No se puede practicar ninguna virtud sobrenatural sin la gracia, puesto que para ser virtuoso de modo constante es necesario estar asistido por ella establemente. Esta forma de gracia, llamada habitual o santificante, actúa a partir de que se recibe el Bautismo. Éste realiza una modificación tan profunda y total en las almas que se podría afirmar que en ellas la acción de Dios sólo se hace verdaderamente eficiente después de la recepción de ese sacramento. ¡Es la puerta para todo lo demás! Y, si no fueran las especies eucarísticas el cuerpo y la sangre del Redentor, podría ser considerado el más grande de los sacramentos. Aún así, solamente los bautizados pueden recibir el Cuerpo de Cristo, el “pan de los ángeles”, llamado también “pan de los hijos”.
De hecho, lo que ocurre en el Bautismo es algo extraordinario: Dios adopta a un ser humano como hijo. Por una acción única del Espíritu Santo la propia vida divina penetra en esa persona y pasa a existir dentro de ella como un nuevo principio vital, una nueva fuente de acción. El hombre se convierte en heredero de las promesas eternas, pasa a tocar en lo infinito y a participar de Dios: a partir de entonces Él se hace presente en su criatura no sólo como Creador, sino como Padre y Amigo. Todas las relaciones entre el hombre y Dios cambian.

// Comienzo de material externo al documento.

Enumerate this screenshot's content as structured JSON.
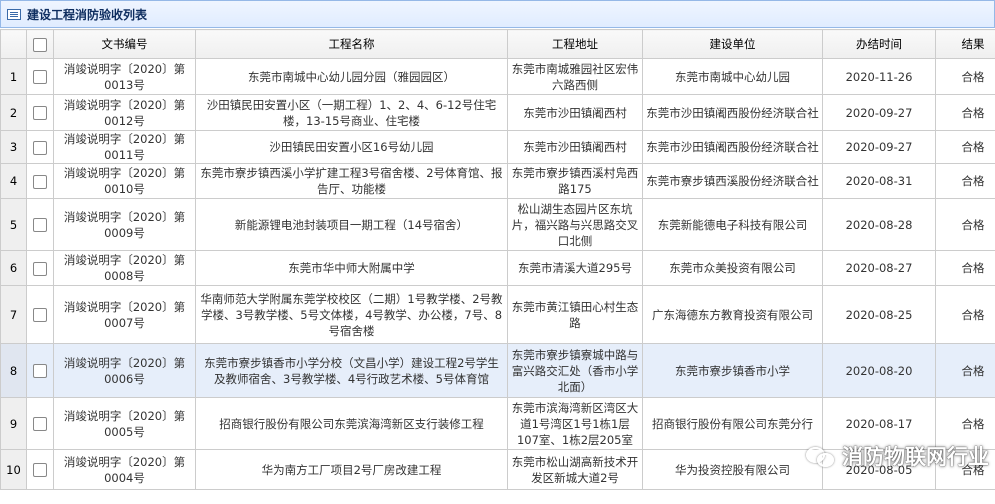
{
  "panel": {
    "title": "建设工程消防验收列表",
    "icon": "list-icon"
  },
  "columns": {
    "doc_no": "文书编号",
    "name": "工程名称",
    "address": "工程地址",
    "unit": "建设单位",
    "date": "办结时间",
    "result": "结果"
  },
  "rows": [
    {
      "num": "1",
      "doc_no": "消竣说明字〔2020〕第0013号",
      "name": "东莞市南城中心幼儿园分园（雅园园区）",
      "address": "东莞市南城雅园社区宏伟六路西侧",
      "unit": "东莞市南城中心幼儿园",
      "date": "2020-11-26",
      "result": "合格"
    },
    {
      "num": "2",
      "doc_no": "消竣说明字〔2020〕第0012号",
      "name": "沙田镇民田安置小区（一期工程）1、2、4、6-12号住宅楼，13-15号商业、住宅楼",
      "address": "东莞市沙田镇阇西村",
      "unit": "东莞市沙田镇阇西股份经济联合社",
      "date": "2020-09-27",
      "result": "合格"
    },
    {
      "num": "3",
      "doc_no": "消竣说明字〔2020〕第0011号",
      "name": "沙田镇民田安置小区16号幼儿园",
      "address": "东莞市沙田镇阇西村",
      "unit": "东莞市沙田镇阇西股份经济联合社",
      "date": "2020-09-27",
      "result": "合格"
    },
    {
      "num": "4",
      "doc_no": "消竣说明字〔2020〕第0010号",
      "name": "东莞市寮步镇西溪小学扩建工程3号宿舍楼、2号体育馆、报告厅、功能楼",
      "address": "东莞市寮步镇西溪村凫西路175",
      "unit": "东莞市寮步镇西溪股份经济联合社",
      "date": "2020-08-31",
      "result": "合格"
    },
    {
      "num": "5",
      "doc_no": "消竣说明字〔2020〕第0009号",
      "name": "新能源锂电池封装项目一期工程（14号宿舍）",
      "address": "松山湖生态园片区东坑片，福兴路与兴思路交叉口北侧",
      "unit": "东莞新能德电子科技有限公司",
      "date": "2020-08-28",
      "result": "合格"
    },
    {
      "num": "6",
      "doc_no": "消竣说明字〔2020〕第0008号",
      "name": "东莞市华中师大附属中学",
      "address": "东莞市清溪大道295号",
      "unit": "东莞市众美投资有限公司",
      "date": "2020-08-27",
      "result": "合格"
    },
    {
      "num": "7",
      "doc_no": "消竣说明字〔2020〕第0007号",
      "name": "华南师范大学附属东莞学校校区（二期）1号教学楼、2号教学楼、3号教学楼、5号文体楼，4号教学、办公楼，7号、8号宿舍楼",
      "address": "东莞市黄江镇田心村生态路",
      "unit": "广东海德东方教育投资有限公司",
      "date": "2020-08-25",
      "result": "合格"
    },
    {
      "num": "8",
      "doc_no": "消竣说明字〔2020〕第0006号",
      "name": "东莞市寮步镇香市小学分校（文昌小学）建设工程2号学生及教师宿舍、3号教学楼、4号行政艺术楼、5号体育馆",
      "address": "东莞市寮步镇寮城中路与富兴路交汇处（香市小学北面）",
      "unit": "东莞市寮步镇香市小学",
      "date": "2020-08-20",
      "result": "合格"
    },
    {
      "num": "9",
      "doc_no": "消竣说明字〔2020〕第0005号",
      "name": "招商银行股份有限公司东莞滨海湾新区支行装修工程",
      "address": "东莞市滨海湾新区湾区大道1号湾区1号1栋1层107室、1栋2层205室",
      "unit": "招商银行股份有限公司东莞分行",
      "date": "2020-08-17",
      "result": "合格"
    },
    {
      "num": "10",
      "doc_no": "消竣说明字〔2020〕第0004号",
      "name": "华为南方工厂项目2号厂房改建工程",
      "address": "东莞市松山湖高新技术开发区新城大道2号",
      "unit": "华为投资控股有限公司",
      "date": "2020-08-05",
      "result": "合格"
    }
  ],
  "watermark": {
    "text": "消防物联网行业",
    "icon": "wechat-icon"
  }
}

Antes de eso, sin embargo, desde el punto de vista sobrenatural nada lo diferenciaría de los animales, de los vegetales o de los minerales. Todos son criaturas, algunas más dotadas, otras menos, pero incapaces de trascender. Por lo tanto, un hombre no bautizado, incluso habiendo alcanzado todos los auges que le permite su estado meramente natural, sería ciego, sordo, mudo y parapléjico en relación con las realidades superiores; en una palabra, un hombre esclavo de las limitaciones de su naturaleza, ya que es prisionero de las realidades más inferiores de esta vida. En efecto, desde el momento en que el hombre está llamado a la eternidad con Dios, todo lo que no tiene relación con el Creador carece de valor.
La fe lo es todo, y quien no tiene fe es como si no tuviera nada. Así, sólo la fe fue capaz de transformar a tres pastorcitos en luceros de la Historia. Y la fuente de todo eso es… ¡la fuente bautismal! Se diría que se trata simplemente de agua. No obstante, de ella brotan los más preciosos frutos que puedan existir.